FAKT | Das Erste | 19.02.2013 | 21:45 Uhr : Geisterbahn zum Berliner Flughafen
Teure Berliner Luft wird in den S-Bahntunnel gepumpt, der einmal die Fahrgäste von Schönefeld zum Flughafen Berlin-Brandenburg bringen soll. Bis es einmal so weit sein wird, muss der Tunnel ständig belüftet werden.
An der S-Bahnendstelle Berlin-Schönefeld steigen alle Passagiere aus. Nun müsste die Bahn eigentlich wieder zurückfahren. Doch sie fährt ohne Fahrgäste weiter dahin, wo es keine Haltestellen mehr gibt. Geisterbahn? Hoghwartsexpress ab Berlin? Was ist hier los? Auf dem Gelände des unfertigen Flughafens sieht man die leere S-Bahn fahren und in einem Tunnel unter dem späteren Rollfeld verschwinden. Ein paar Minuten später taucht sie wieder auf, ganz ohne Fahrgäste.
In einem Haus kann man ein Fenster öffnen, um zu lüften, in einem Tunnel nicht. Da sonst in der Welt Tunnel nur gebaut werden, wenn sie für den Verkehr notwendig sind, ist das sonst in der Welt auch kein Problem, es gibt ja den Verkehr. Aber eben nicht in Berlin. Da wurde der Bahn gesagt, es gebe den Verkehr und die Bahn hat es geglaubt, einen Bahnhof und einen Tunnel gebaut. Und dann gab es den Verkehr nicht, noch nicht, wieder nicht und jetzt weiß man nicht, wann es ihn geben wird.
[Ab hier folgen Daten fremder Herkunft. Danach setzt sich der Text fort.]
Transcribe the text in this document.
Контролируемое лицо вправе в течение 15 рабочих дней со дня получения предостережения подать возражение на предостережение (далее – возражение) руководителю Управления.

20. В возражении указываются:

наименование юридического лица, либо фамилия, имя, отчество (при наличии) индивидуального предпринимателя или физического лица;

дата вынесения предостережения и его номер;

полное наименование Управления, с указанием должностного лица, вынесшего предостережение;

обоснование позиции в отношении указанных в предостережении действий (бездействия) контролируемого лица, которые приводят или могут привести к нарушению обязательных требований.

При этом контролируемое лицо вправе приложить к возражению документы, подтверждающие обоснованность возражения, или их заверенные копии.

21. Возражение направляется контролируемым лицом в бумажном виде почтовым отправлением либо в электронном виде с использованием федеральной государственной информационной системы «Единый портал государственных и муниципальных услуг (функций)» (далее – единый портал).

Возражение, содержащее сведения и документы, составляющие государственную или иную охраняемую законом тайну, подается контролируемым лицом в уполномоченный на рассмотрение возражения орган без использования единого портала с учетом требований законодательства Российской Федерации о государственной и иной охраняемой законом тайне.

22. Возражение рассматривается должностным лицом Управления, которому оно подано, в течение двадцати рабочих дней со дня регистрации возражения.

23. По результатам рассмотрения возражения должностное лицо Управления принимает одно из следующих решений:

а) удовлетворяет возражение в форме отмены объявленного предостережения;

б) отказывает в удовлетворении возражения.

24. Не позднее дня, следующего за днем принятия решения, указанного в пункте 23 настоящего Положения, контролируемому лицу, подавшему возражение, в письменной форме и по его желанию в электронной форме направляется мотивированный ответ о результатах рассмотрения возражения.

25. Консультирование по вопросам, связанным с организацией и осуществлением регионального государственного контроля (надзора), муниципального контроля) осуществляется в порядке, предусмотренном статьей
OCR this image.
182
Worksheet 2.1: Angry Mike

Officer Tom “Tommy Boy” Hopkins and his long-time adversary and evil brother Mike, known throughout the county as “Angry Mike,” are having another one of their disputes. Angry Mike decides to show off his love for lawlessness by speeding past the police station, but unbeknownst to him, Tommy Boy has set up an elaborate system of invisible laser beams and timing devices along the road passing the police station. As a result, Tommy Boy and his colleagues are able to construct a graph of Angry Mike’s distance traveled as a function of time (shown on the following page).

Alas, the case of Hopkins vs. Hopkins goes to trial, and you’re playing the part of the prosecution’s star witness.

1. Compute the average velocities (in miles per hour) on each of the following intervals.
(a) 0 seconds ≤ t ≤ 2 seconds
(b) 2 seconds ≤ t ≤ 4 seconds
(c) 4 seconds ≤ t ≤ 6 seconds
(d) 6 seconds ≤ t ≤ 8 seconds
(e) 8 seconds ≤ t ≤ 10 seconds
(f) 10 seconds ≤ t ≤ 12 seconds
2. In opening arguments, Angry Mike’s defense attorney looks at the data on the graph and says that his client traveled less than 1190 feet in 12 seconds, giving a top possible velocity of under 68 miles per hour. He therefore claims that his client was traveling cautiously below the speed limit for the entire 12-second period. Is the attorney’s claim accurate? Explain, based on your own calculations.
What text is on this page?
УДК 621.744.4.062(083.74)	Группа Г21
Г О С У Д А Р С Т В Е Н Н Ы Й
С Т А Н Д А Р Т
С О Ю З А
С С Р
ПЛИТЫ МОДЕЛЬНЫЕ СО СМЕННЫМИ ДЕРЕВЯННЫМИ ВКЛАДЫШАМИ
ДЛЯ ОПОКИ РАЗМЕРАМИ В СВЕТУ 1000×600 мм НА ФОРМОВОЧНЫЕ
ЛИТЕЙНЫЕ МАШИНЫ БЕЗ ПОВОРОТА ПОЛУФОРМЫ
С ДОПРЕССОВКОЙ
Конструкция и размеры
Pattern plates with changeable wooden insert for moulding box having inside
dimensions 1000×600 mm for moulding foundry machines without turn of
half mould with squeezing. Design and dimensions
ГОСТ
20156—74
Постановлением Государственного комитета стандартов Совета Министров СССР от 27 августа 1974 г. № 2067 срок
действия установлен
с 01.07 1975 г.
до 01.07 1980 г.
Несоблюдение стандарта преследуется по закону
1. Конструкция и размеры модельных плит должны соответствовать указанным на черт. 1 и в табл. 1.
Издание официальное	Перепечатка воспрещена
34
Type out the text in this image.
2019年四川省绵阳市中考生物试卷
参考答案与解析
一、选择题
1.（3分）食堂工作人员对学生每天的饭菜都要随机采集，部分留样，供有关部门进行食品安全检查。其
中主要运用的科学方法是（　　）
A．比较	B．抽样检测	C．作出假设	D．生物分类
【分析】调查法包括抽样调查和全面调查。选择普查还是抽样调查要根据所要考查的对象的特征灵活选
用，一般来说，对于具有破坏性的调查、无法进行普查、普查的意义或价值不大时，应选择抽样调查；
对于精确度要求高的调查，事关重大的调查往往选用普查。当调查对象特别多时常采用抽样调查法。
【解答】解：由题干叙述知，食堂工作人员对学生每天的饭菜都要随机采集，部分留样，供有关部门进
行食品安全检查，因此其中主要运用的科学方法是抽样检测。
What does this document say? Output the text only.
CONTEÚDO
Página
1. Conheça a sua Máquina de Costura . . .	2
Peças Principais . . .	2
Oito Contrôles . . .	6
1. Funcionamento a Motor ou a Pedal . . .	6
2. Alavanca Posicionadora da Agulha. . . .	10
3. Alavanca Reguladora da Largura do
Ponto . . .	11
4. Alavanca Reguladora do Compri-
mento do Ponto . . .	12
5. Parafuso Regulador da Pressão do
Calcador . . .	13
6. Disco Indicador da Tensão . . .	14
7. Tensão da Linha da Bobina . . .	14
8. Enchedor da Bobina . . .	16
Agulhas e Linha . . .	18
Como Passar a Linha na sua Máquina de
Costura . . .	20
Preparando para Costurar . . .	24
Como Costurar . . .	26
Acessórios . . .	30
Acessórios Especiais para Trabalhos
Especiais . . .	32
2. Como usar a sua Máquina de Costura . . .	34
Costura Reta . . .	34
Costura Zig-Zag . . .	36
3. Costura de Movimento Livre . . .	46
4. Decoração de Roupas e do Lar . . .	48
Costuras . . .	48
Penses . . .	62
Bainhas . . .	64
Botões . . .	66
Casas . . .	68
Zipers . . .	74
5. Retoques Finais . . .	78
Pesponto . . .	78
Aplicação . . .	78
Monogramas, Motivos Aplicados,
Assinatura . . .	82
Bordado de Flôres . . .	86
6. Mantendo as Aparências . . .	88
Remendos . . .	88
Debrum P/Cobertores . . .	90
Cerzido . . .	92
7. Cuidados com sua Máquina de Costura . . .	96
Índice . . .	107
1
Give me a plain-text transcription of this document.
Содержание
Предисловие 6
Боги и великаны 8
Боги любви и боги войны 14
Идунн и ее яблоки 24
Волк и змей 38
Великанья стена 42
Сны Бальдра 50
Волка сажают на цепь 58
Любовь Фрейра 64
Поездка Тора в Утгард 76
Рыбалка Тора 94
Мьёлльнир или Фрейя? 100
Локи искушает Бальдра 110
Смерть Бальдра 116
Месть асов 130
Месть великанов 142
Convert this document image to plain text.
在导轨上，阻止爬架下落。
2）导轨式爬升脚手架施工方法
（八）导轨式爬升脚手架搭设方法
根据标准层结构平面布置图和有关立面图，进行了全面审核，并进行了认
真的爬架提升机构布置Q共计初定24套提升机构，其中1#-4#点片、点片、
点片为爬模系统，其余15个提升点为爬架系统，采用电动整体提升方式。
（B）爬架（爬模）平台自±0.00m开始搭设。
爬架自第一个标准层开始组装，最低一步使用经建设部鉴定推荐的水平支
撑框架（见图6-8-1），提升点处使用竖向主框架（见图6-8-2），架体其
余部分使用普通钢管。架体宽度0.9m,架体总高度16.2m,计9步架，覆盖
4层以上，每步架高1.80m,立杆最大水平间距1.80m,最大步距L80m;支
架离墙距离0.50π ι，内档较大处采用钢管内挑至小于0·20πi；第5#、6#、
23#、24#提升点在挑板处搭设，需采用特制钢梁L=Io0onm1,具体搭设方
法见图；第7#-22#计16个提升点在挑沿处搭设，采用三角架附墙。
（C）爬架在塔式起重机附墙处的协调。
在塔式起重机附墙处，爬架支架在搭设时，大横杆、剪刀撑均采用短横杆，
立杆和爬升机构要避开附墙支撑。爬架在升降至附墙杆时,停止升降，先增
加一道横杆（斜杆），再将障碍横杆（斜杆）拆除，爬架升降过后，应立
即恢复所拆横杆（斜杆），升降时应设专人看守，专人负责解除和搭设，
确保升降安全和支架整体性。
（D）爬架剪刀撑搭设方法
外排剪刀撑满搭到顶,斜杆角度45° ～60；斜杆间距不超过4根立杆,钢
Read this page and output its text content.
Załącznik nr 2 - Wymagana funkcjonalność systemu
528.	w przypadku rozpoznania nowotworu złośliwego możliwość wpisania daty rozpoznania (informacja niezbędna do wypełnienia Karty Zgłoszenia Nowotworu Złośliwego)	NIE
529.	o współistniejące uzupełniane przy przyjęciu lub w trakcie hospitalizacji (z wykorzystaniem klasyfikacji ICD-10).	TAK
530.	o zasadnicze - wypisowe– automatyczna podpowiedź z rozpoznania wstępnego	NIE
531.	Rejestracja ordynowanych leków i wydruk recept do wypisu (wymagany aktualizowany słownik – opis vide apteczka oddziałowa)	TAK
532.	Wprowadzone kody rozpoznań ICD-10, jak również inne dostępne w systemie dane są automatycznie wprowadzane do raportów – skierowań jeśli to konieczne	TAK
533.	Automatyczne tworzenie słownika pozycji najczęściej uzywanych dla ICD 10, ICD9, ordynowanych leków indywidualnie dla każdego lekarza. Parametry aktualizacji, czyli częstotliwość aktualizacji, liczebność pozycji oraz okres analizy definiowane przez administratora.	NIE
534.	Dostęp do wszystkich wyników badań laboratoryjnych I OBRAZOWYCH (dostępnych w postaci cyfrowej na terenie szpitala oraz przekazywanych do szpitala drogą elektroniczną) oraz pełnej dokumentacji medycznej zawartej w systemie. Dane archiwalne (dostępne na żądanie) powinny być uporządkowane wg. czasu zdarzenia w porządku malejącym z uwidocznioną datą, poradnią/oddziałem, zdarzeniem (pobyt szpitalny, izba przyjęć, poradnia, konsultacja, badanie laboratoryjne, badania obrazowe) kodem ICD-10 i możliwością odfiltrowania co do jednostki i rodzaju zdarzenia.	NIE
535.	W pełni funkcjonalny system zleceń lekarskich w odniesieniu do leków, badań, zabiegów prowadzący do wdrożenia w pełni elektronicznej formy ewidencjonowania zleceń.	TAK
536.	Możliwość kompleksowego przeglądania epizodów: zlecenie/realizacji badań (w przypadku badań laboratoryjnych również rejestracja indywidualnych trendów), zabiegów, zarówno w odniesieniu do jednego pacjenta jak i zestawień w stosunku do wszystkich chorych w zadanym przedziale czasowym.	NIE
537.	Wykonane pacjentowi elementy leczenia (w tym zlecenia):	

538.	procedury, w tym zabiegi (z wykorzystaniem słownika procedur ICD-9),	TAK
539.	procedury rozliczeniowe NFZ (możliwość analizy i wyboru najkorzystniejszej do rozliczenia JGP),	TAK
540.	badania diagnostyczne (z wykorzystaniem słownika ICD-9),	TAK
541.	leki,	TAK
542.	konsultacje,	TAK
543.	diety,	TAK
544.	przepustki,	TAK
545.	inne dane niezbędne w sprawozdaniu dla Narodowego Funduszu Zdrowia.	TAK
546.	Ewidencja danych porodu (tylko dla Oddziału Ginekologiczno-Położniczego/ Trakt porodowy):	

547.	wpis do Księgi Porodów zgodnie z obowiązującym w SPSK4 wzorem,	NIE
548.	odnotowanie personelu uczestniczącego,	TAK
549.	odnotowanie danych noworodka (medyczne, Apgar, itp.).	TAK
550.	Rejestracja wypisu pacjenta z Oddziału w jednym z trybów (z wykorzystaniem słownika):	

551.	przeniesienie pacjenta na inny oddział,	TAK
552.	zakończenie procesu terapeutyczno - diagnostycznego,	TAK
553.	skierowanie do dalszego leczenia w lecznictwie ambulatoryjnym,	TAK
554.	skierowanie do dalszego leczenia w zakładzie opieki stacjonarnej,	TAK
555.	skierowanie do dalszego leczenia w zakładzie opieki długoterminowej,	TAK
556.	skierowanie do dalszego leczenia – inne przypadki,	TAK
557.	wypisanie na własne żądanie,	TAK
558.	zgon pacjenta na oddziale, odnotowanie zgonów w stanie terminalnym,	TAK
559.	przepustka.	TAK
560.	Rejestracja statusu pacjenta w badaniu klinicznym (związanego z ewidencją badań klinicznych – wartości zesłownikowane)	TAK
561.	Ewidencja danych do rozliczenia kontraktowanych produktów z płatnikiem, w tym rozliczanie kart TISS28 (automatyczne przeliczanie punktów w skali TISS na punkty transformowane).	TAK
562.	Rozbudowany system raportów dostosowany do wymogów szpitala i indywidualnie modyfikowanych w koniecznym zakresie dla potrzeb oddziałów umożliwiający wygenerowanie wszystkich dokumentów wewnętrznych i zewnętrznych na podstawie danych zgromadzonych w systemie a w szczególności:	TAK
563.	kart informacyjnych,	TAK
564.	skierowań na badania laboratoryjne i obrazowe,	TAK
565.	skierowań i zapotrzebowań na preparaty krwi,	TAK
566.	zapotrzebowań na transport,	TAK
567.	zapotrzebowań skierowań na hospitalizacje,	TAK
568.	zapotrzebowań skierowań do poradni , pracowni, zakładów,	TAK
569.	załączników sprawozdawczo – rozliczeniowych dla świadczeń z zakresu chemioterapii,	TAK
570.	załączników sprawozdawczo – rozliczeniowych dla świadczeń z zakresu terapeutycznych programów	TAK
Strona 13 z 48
So fährt die Geisterbahn Tag für Tag, Woche für Woche, Jahr für Jahr immer wieder in einen nagelneuen Bahnhof, auf dem niemand aussteigt, niemand einsteigt und von da zurück ins wirkliche Leben ab Endstation Schönefeld.
Flughafen kostet mehr als vier Milliarden Euro
Die Inbetriebnahme des neuen Hauptstadtflughafens in Berlin-Schönefeld wurde bereits mehrfach um insgesamt zwei Jahre wegen Mängeln bei der Bauplanung und wegen technischer Probleme verschoben. Zuletzt hatten Probleme bei der Kühlung des zentralen Computersystems für Schlagzeilen gesorgt. Ursprünglich sollte der neue Großflughafen "Willy Brandt" Anfang Juni 2012 eröffnet werden. Doch kurz zuvor wurde die große Eröffnungsparty abgesagt. Anschließend wurde auch ein neuer Termin für Mitte März 2013 wieder korrigiert. Zuletzt hatten sich die Betreiber auf den Herbst 2013 verständigt, was nun ebenfalls wieder in Frage steht. Durch die mehrmaligen Verschiebungen haben sich die Kosten für den Flughafen auf inzwischen mehr als vier Milliarden Euro summiert.